Söyledim, ama altındaki manayı anlamadığın için havada kaldı. Şimdi ise bir şeyleri çözmeye başladığın için parçalar yerine oturdu.
"Bu bir bahane değil." Zihnine fısıldadıktan sonra ejderhasına yaslanmış Olivia'ya döndüm. "Bu günlük bu kadar gezi yeterli sanırım, bana eşlik ettiğin için teşekkür ederim zeytinim. Onunla konuşmam gereken bazı şeyler var."

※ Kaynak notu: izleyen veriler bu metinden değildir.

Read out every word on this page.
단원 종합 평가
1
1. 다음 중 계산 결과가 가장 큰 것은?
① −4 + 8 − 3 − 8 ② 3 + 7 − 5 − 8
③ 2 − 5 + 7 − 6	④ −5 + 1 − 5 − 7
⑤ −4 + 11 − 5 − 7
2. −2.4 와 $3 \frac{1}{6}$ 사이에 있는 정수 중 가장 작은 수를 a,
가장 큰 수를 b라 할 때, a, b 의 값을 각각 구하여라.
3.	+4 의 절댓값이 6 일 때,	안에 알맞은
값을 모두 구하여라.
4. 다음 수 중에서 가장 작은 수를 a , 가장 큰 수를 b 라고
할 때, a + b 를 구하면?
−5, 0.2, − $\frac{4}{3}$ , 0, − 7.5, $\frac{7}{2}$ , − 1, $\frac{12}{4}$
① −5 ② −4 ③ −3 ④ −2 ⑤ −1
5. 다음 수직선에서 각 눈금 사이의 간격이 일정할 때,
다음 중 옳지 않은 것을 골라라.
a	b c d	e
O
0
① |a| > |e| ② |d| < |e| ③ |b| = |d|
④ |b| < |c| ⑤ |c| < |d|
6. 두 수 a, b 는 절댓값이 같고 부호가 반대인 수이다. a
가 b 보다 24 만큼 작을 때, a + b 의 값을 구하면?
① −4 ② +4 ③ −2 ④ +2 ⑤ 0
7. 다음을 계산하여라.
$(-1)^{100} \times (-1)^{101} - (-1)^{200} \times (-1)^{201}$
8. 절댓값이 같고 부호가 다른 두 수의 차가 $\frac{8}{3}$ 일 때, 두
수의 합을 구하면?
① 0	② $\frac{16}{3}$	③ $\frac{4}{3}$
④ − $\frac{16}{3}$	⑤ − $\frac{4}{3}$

"Tamam, ejderhalar ve onların sırları, bir tane daha öğrendin demek. Bazı şeyleri öylece bize söyleyemiyorlar biliyorsun, sebep her neyse ona çok kızma olur mu?" Kollarını boynuma dolayıp yanağımı öptükten sonra gülümsedi. "Ben de kapışırız havada diyordum, başka sefere artık."
Evet hiçbir derdim olmasa ben de ejderha yarışı yapmak isteyebilirdim şu an. Gülümseyerek el salladıktan sonra hızla ejderhasına tırmandı ve göğün içinde kayboldular. Kollarımı birbirine kavuşturup bir taşın üzerine küskünce oturdum ama anında geri kalktım.
"Bu kahrolası taş neden bu kadar soğuk?"
Şimdi hallederim.
Ağzından çıkardığı ateşle taşı ısıtması çok sevimli bir hareketti ama buna kapılmayacaktım. Zihnimdeki soru işaretlerine bir an önce son vermek zorundaydı.
Taşa geri oturduğumda ısınmış olması beni hem sevindirdi hem de rahatlattı. Eh mabadım bir yerde kıymetliydi sonuçta.
"Evet seni dinliyorum, en baştan al lütfen."
Doğduktan sonra,
"Greinner şirinlik yapmaya çalışmadan anlat, Valeri kendi bedenindeydi bir büyü yaptı sonrasında bedeninden ayrıldı ve ben bir şekilde ruhumu bedenimden ayrılmış ve onun bedeninin içine girmiş buldum. Bu nasıl mümkün diye kafayı yedik günlerce ya. Neden sustun?"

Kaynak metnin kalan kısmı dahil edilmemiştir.